Legal fees are often among the most significant costs associated with a impaired driving charge in Missouri, and motorists accused of driving while intoxicated may have to explain their behavior in criminal courts, civil courts and before hearings conducted by the DMV. Driving privileges are automatically suspended in Missouri when a motorist is charged with DWI, but this suspension can be appealed by those who would face particular hardships if they were unable to drive. If convicted of drunk driving, Missouri motorists may be ordered to have an ignition interlock device installed in their vehicle before their driving privileges are restored.
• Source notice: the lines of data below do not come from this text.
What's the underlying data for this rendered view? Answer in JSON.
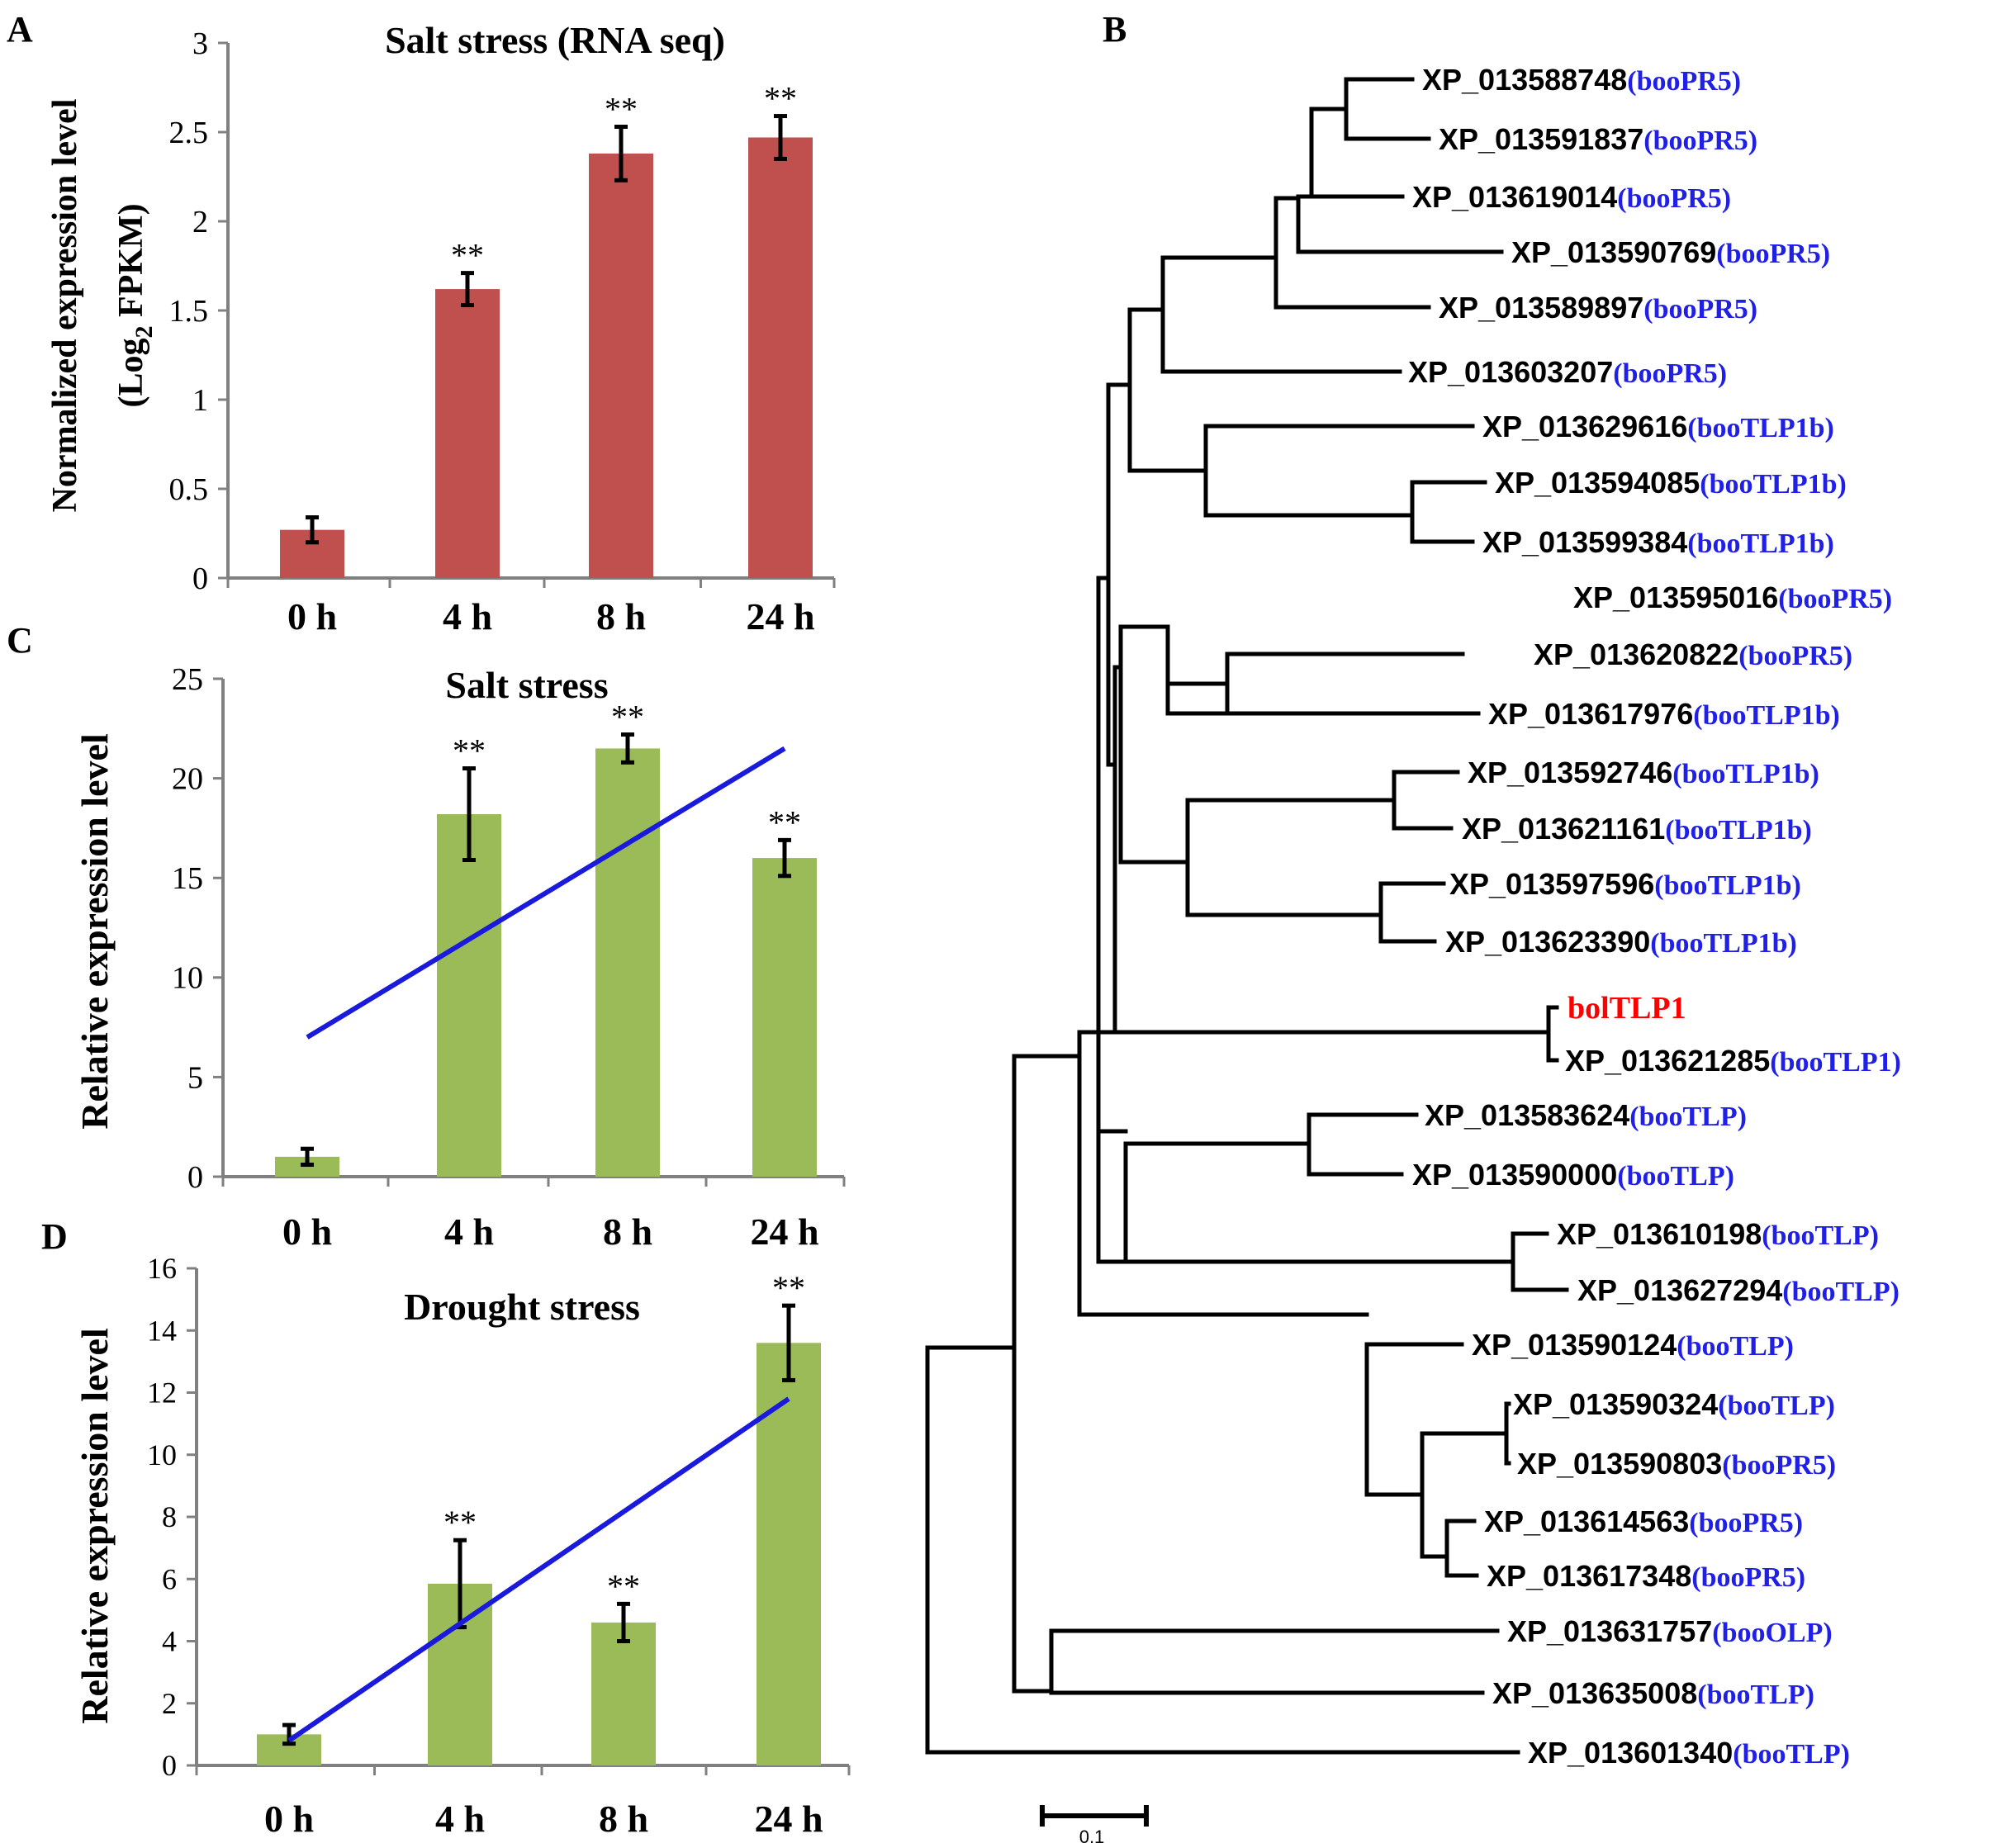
{
  "colors": {
    "bar_red": "#c0504d",
    "bar_green": "#9bbb59",
    "trend_blue": "#1a1adc",
    "axis": "#808080",
    "text": "#000000",
    "tag_blue": "#1f1fe6",
    "highlight_red": "#ff0000"
  },
  "chart_data": [
    {
      "panel": "A",
      "type": "bar",
      "title": "Salt stress (RNA seq)",
      "ylabel_line1": "Normalized expression level",
      "ylabel_line2_pre": "(Log",
      "ylabel_line2_sub": "2",
      "ylabel_line2_post": " FPKM)",
      "categories": [
        "0 h",
        "4 h",
        "8 h",
        "24 h"
      ],
      "values": [
        0.27,
        1.62,
        2.38,
        2.47
      ],
      "errors": [
        0.07,
        0.09,
        0.15,
        0.12
      ],
      "significance": [
        "",
        "**",
        "**",
        "**"
      ],
      "ylim": [
        0,
        3
      ],
      "yticks": [
        0,
        0.5,
        1,
        1.5,
        2,
        2.5,
        3
      ],
      "ytick_labels": [
        "0",
        "0.5",
        "1",
        "1.5",
        "2",
        "2.5",
        "3"
      ],
      "trendline": false
    },
    {
      "panel": "C",
      "type": "bar",
      "title": "Salt stress",
      "ylabel": "Relative expression level",
      "categories": [
        "0 h",
        "4 h",
        "8 h",
        "24 h"
      ],
      "values": [
        1.0,
        18.2,
        21.5,
        16.0
      ],
      "errors": [
        0.4,
        2.3,
        0.7,
        0.9
      ],
      "significance": [
        "",
        "**",
        "**",
        "**"
      ],
      "ylim": [
        0,
        25
      ],
      "yticks": [
        0,
        5,
        10,
        15,
        20,
        25
      ],
      "ytick_labels": [
        "0",
        "5",
        "10",
        "15",
        "20",
        "25"
      ],
      "trendline": true,
      "trend_from": 7.0,
      "trend_to": 21.5
    },
    {
      "panel": "D",
      "type": "bar",
      "title": "Drought stress",
      "ylabel": "Relative expression level",
      "categories": [
        "0 h",
        "4 h",
        "8 h",
        "24 h"
      ],
      "values": [
        1.0,
        5.85,
        4.6,
        13.6
      ],
      "errors": [
        0.3,
        1.4,
        0.6,
        1.2
      ],
      "significance": [
        "",
        "**",
        "**",
        "**"
      ],
      "ylim": [
        0,
        16
      ],
      "yticks": [
        0,
        2,
        4,
        6,
        8,
        10,
        12,
        14,
        16
      ],
      "ytick_labels": [
        "0",
        "2",
        "4",
        "6",
        "8",
        "10",
        "12",
        "14",
        "16"
      ],
      "trendline": true,
      "trend_from": 0.8,
      "trend_to": 11.8
    }
  ],
  "tree": {
    "panel": "B",
    "scale_label": "0.1",
    "leaves": [
      {
        "id": "XP_013588748",
        "tag": "(booPR5)"
      },
      {
        "id": "XP_013591837",
        "tag": "(booPR5)"
      },
      {
        "id": "XP_013619014",
        "tag": "(booPR5)"
      },
      {
        "id": "XP_013590769",
        "tag": "(booPR5)"
      },
      {
        "id": "XP_013589897",
        "tag": "(booPR5)"
      },
      {
        "id": "XP_013603207",
        "tag": "(booPR5)"
      },
      {
        "id": "XP_013629616",
        "tag": "(booTLP1b)"
      },
      {
        "id": "XP_013594085",
        "tag": "(booTLP1b)"
      },
      {
        "id": "XP_013599384",
        "tag": "(booTLP1b)"
      },
      {
        "id": "XP_013595016",
        "tag": "(booPR5)"
      },
      {
        "id": "XP_013620822",
        "tag": "(booPR5)"
      },
      {
        "id": "XP_013617976",
        "tag": "(booTLP1b)"
      },
      {
        "id": "XP_013592746",
        "tag": "(booTLP1b)"
      },
      {
        "id": "XP_013621161",
        "tag": "(booTLP1b)"
      },
      {
        "id": "XP_013597596",
        "tag": "(booTLP1b)"
      },
      {
        "id": "XP_013623390",
        "tag": "(booTLP1b)"
      },
      {
        "id": "bolTLP1",
        "tag": ""
      },
      {
        "id": "XP_013621285",
        "tag": "(booTLP1)"
      },
      {
        "id": "XP_013583624",
        "tag": "(booTLP)"
      },
      {
        "id": "XP_013590000",
        "tag": "(booTLP)"
      },
      {
        "id": "XP_013610198",
        "tag": "(booTLP)"
      },
      {
        "id": "XP_013627294",
        "tag": "(booTLP)"
      },
      {
        "id": "XP_013590124",
        "tag": "(booTLP)"
      },
      {
        "id": "XP_013590324",
        "tag": "(booTLP)"
      },
      {
        "id": "XP_013590803",
        "tag": "(booPR5)"
      },
      {
        "id": "XP_013614563",
        "tag": "(booPR5)"
      },
      {
        "id": "XP_013617348",
        "tag": "(booPR5)"
      },
      {
        "id": "XP_013631757",
        "tag": "(booOLP)"
      },
      {
        "id": "XP_013635008",
        "tag": "(booTLP)"
      },
      {
        "id": "XP_013601340",
        "tag": "(booTLP)"
      }
    ]
  }
}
Motorists convicted of driving drunk also face a number of hidden fees that can really add up over time. Public transportation may not be a viable option for those with a suspended driver’s license who live in remote areas or have rigid work schedules, and mounting taxi or car service fees can quickly become a real burden. Auto insurance rates sometimes double for those convicted of DWI, and their premiums may remain high for up to 10 years after their driving privileges have been restored.
Criminal defense attorneys may seek to save their clients from many of these costs by urging prosecutors to reduce or dismiss drunk driving charges during plea negotiations. The toxicology test results that form the basis of most drunk driving charges are not always reliable, and proving criminal charges beyond any reasonable doubt is sometimes challenging for prosecutors even when their evidence seems compelling.